Alors, la stratégie de La Redoute a-t-elle été bonne ou mauvaise ? La marque aurait-elle mieux fait de se taire ? La vidéo au ton solennel, mais dont on comprend vite qu’il s’agit d’humour, de la marque a très rapidement tourné sur la toile, donnant à l’affaire de l’homme nu un nouveau rebondissement, un nouveau buzz qui a surpris les internautes d’une manière plutôt positive, sans doute attirés par le côté ludique que proposait la vidéo. Le jeu a réellement été mis en place : La Redoute avait caché dans son site 14 photos truquées que les internautes devaient retrouver.
Et en effet, il semble que le bilan ait été plutôt positif pour La Redoute.
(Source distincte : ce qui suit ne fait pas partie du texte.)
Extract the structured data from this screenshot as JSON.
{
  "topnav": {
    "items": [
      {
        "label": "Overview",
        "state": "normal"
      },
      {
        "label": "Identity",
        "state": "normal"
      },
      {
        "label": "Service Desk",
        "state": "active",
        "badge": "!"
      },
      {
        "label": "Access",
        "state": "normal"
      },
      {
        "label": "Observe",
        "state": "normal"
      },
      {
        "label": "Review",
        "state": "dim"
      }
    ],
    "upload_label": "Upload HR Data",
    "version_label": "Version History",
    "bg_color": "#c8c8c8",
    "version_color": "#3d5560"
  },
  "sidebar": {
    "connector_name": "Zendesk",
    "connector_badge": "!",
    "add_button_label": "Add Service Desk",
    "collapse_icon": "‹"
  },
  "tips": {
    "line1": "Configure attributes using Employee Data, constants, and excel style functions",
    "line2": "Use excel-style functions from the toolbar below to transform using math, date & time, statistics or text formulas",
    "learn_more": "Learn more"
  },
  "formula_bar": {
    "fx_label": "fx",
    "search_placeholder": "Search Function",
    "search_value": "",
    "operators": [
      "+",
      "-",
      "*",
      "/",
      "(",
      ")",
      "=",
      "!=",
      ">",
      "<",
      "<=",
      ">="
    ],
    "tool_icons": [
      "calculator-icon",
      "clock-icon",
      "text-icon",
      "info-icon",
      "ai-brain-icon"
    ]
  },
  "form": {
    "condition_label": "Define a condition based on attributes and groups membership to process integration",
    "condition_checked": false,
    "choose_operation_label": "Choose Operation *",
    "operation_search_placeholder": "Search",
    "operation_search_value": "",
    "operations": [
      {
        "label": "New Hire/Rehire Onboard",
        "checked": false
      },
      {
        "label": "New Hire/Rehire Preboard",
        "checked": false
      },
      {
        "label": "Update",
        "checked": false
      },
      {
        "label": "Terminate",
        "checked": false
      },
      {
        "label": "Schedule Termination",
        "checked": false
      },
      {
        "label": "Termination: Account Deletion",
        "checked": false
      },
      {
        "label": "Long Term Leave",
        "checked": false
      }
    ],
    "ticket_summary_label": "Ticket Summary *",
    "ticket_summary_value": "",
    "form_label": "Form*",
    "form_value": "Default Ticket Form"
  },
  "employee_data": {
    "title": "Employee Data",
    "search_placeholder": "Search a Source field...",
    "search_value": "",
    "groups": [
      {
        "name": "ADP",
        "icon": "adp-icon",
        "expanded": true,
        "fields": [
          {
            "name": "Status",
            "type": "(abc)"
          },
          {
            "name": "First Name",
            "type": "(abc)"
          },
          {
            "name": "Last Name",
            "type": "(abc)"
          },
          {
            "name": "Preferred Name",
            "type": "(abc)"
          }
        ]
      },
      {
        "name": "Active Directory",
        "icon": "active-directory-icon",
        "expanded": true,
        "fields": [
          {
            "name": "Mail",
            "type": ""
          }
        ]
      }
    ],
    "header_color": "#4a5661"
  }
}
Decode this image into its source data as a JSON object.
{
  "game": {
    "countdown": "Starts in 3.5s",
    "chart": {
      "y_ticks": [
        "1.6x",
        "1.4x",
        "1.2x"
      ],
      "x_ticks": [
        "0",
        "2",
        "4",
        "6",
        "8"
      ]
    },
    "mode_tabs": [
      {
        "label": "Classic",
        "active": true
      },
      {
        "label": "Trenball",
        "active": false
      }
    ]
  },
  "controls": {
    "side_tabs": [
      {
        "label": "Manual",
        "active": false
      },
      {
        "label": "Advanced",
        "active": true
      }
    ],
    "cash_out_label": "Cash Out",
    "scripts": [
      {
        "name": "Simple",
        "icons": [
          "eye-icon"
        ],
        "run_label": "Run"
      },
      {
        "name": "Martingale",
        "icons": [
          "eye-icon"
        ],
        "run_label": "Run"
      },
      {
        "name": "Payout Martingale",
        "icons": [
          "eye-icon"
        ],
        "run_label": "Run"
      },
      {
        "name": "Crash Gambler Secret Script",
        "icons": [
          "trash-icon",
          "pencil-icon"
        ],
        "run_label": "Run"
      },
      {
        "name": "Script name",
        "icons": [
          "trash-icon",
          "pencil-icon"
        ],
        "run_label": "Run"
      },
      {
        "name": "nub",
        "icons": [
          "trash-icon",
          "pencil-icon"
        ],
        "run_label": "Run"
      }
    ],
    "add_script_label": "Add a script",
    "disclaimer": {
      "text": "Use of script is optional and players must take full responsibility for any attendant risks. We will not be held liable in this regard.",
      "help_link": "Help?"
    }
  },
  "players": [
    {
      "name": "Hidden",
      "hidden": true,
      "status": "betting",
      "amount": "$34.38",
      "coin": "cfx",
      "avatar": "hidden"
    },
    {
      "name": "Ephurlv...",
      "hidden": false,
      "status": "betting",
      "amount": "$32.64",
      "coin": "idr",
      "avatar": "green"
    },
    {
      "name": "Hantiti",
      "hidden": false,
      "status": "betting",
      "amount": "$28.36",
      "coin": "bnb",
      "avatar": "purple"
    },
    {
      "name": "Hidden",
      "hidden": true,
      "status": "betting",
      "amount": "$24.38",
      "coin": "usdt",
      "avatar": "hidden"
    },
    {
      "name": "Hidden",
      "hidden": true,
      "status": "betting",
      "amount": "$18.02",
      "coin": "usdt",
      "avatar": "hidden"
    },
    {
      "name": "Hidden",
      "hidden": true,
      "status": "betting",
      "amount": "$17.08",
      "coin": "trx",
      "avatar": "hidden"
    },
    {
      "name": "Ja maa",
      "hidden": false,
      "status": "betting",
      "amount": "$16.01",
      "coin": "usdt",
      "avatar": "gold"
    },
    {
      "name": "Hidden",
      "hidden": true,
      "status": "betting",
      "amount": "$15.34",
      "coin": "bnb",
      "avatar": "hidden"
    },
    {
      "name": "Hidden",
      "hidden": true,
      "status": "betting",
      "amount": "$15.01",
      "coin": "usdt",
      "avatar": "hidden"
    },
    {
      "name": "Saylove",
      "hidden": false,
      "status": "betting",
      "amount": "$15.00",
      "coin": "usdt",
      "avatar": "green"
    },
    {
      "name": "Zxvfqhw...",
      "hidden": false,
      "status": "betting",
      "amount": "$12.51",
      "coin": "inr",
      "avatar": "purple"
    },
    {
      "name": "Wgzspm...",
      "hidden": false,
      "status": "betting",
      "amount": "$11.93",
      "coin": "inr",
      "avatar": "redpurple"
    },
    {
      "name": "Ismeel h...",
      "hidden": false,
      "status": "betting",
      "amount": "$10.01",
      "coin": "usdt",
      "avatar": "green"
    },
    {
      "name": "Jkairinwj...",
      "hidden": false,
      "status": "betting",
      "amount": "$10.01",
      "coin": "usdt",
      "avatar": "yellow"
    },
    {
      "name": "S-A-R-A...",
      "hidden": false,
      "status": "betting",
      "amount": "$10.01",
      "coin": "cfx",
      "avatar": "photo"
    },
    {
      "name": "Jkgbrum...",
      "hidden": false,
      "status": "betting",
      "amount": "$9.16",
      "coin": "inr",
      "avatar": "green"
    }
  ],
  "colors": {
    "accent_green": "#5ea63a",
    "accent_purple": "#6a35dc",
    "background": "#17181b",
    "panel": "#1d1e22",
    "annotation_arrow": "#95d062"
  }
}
D’après le Petit Web*, la mise en place du jeu aurait généré un trafic croissant sur le site de la marque, une augmentation du nombre de fans sur sa page Facebook, ainsi que de nombreux échanges de tweets aux contenus en grande partie positifs.
Produire du commentaire et de la conversation, n’est-ce pas le principe d’un buzz réussi ?
Il semble donc que s’emparer de son propre bad buzz pour le tourner à son avantage ait été un succès pour la marque : elle a montré son sens de l’humour et a généré un important trafic sur son site internet. Tout bénef pour elle.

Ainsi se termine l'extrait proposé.